UPDATE: Chiang Mai Air Pollution tops world chart 2 days in a row

Photo: Facebook/ Rungsrit Kanjanavanit and Screenshot: Air Visuals
Photo: Facebook/ Rungsrit Kanjanavanit and Screenshot: Air Visuals

Congratulations, Thailand. We’ve made it to the top of the world’s most-polluted city list for two days in a row now — beating out perennial contenders like Delhi and Karachi.

The latest update from Air Visual at about 12:50pm today shows Chiang Mai’s air quality index (AQI) score at a baffling 296, categorized as “unhealthy,” described as the level at which “everyone may begin to experience health effects.”

Screenshot: Air Visuals
Screenshot: Air Visuals

It is even more unsettling to ponder the fact the northern city is a mere five points away from entering the “very unhealthy” territory, which would mean “Health warnings of emergency conditions. The entire population is more likely to be affected.”

This is an increase from yesterday afternoon when, at 4pm, Chiang Mai’s AQI scored 229.

Screenshot: Air Visuals
Screenshot: Air Visuals

But the slimmest of silver linings (if you can even consider it that) is that Bangkok is at number 27 in the AQI world ranking today.

Many netizens have taken to social media to vent their frustration over the hazardous air pollution such as Rungsrit Kanjanavanit, who is wondering where the Chiang Mai governor is during this air crisis.

“Looking for a missing person: Governor of Chiang Mai,” his mock poster reads.

Image may contain: drawing
Photo: Facebook/ Rungsrit Kanjanavanit

To answer Rungsrit’s question, Coconuts Bangkok called the Chiang Mai Provincial Offices for Natural Resources and Environment in a failed attempt to track down Governor Supachai Iamsuwan.

We were informed that the governor was in a meeting with related agencies discussing solutions to the smog, so … cheers to that.

However, in a video posted to Facebook last night, Supachai explained that this week’s especially bad air pollution was caused by strong winds, which brought smog up from southern provinces, as well as forest fires.

“I’d like to ensure citizens that the province and all related agencies are doing our best to fix this issue,” he said.
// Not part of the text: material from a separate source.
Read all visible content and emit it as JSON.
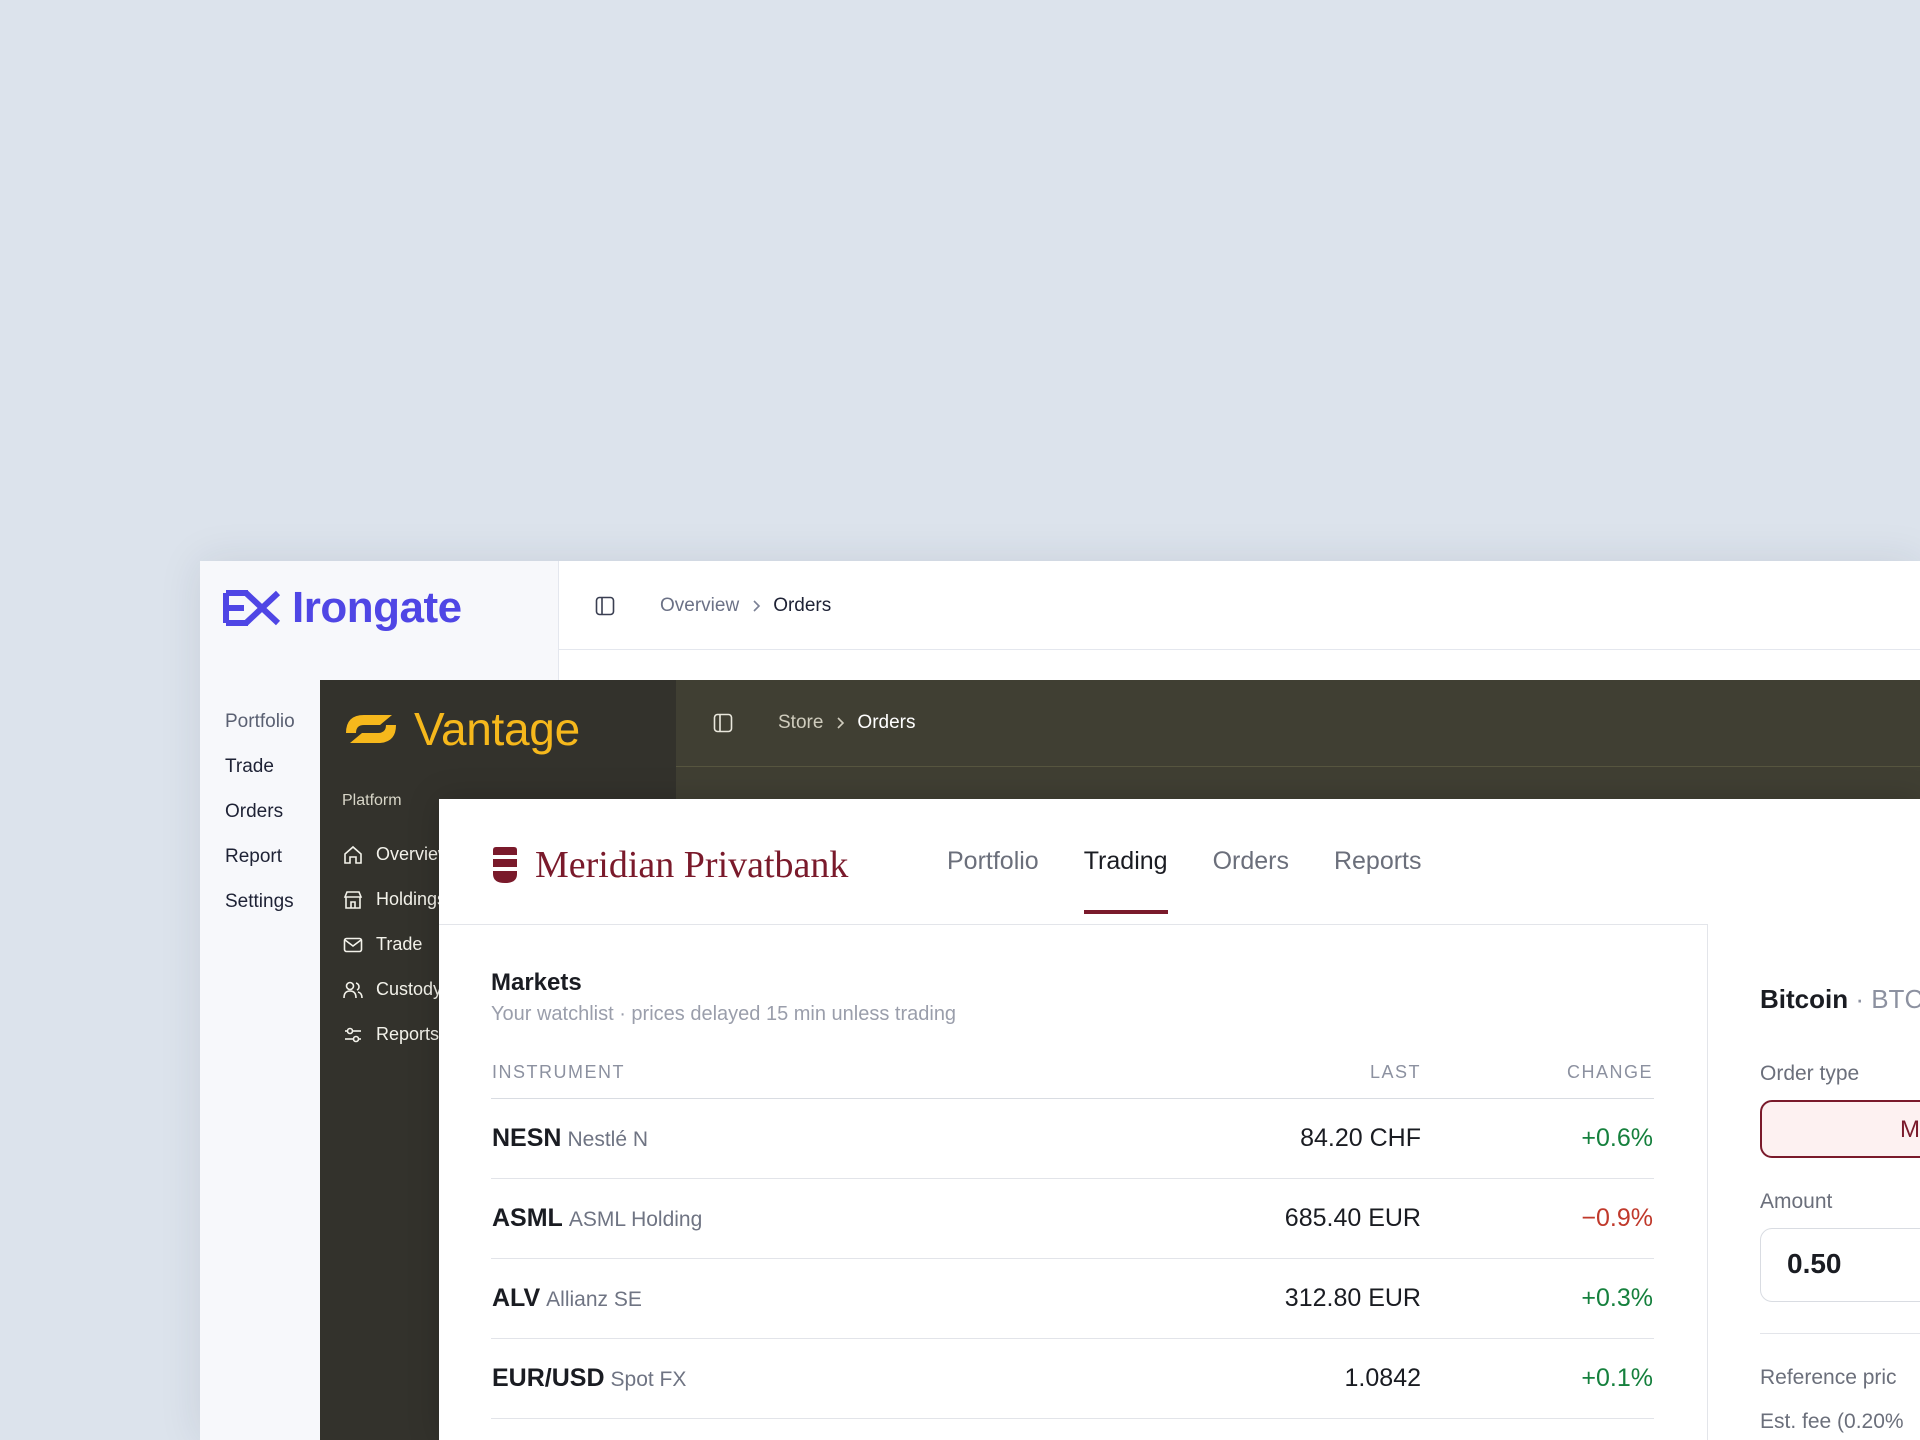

“For short-term solutions, we are spraying water into the air (to reduce dust) in several parts of the city…. while in the long term, we have to make sure there are no forest fires and reduce smoke as much as possible.”

But the most important thing, according to Supachai, is creating awareness about the issue among citizens.

Guess the governor isn’t missing after all. Right, Rungsrit?

We joke, but air pollution is no laughing matter. In fact, a report by Air Quality Life index published last Wednesday reveals that “air pollution shortens the average Thai’s life expectancy by more than two years.”

However, in the most-polluted regions, citizen’s lives could be shortened by more than four years.

Update: The story has been updated to include the statement by the governor.